Em depoimento à Delegacia de Homicídios da Baixada Fluminense (DHBF), a mãe da criança, Thaís Iolanda da Cruz, afirmou que homens armados arrombaram a residência dizendo que eram policiais do Bope.
“Eles arrombaram a nossa casa, entraram falando que eram do Bope, falando que eram polícia”, relatou a mãe, emocionada.
Segundo Thaís, os invasores procuravam uma pessoa dentro do imóvel. Ao perceber a ação, ela pediu que a filha se escondesse em um closet. A suspeita é de que a menina tenha saído do esconderijo para ver o que estava acontecendo e, nesse momento, tenha sido atingida por um disparo.
“Eu pedi para minha filha se esconder dentro do closet. Ela ficou debaixo das roupinhas. Ela deve ter saído para olhar e ele atirou nela”, contou.

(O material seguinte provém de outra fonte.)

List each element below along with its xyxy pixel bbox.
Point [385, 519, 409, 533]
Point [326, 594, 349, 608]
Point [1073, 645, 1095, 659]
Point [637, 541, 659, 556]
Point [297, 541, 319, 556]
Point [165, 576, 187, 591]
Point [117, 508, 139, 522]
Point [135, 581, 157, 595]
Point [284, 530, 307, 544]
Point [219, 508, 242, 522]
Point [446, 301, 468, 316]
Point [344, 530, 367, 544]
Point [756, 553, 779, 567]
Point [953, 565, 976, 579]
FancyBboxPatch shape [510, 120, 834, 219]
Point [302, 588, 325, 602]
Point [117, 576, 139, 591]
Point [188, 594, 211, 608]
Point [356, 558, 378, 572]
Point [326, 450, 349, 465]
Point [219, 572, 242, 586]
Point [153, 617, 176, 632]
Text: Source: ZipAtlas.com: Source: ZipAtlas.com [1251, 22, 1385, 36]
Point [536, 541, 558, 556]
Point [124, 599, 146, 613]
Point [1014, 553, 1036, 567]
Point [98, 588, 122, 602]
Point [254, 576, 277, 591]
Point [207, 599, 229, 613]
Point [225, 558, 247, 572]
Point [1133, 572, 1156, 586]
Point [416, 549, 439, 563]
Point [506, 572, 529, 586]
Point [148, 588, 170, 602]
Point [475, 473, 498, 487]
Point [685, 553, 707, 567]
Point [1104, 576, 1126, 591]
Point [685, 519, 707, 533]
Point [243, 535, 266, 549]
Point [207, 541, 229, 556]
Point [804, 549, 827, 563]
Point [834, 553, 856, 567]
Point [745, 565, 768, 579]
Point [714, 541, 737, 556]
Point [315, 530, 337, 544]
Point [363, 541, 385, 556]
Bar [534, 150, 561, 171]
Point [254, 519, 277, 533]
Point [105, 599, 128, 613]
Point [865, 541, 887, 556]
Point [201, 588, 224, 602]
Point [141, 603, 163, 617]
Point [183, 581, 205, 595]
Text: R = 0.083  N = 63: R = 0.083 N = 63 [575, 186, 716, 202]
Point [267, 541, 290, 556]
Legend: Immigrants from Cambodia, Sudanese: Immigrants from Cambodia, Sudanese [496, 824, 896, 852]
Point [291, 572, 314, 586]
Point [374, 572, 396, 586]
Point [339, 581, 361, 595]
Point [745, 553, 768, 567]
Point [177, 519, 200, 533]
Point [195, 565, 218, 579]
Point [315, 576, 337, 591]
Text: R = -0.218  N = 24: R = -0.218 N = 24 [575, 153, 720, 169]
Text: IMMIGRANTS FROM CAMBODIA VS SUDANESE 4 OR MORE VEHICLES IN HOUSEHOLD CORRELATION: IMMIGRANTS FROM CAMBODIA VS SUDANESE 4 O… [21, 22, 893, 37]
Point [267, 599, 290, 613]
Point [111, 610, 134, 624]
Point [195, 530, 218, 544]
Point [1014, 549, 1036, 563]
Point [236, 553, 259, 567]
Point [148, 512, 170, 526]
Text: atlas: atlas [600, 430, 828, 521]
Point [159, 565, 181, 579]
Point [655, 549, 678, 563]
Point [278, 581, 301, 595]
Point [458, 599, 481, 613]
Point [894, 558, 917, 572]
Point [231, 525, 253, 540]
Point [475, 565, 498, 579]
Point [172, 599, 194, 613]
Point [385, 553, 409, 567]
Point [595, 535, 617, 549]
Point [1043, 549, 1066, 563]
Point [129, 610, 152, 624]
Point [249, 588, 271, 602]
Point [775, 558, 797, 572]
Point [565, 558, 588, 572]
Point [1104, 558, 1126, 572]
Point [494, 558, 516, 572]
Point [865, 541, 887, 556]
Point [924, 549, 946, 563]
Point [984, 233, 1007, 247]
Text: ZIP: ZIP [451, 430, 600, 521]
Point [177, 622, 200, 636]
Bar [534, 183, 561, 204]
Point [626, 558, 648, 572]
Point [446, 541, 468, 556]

De acordo com a linha inicial de investigação, o alvo dos criminosos seria o pai de Eduarda. Ele compareceu à Delegacia de Homicídios da Baixada Fluminense para prestar depoimento e colaborar com as investigações.
A menina foi socorrida em estado gravíssimo e levada para o Hospital Geral de Nova Iguaçu, onde recebeu atendimento de emergência. Apesar dos esforços da equipe médica, ela sofreu uma parada cardiorrespiratória na manhã de segunda-feira e não resistiu aos ferimentos.
O corpo foi encaminhado ao Instituto Médico-Legal (IML). A Polícia Civil investiga a motivação do crime, busca identificar os autores da invasão e apura se os suspeitos realmente se passaram por policiais para entrar na residência.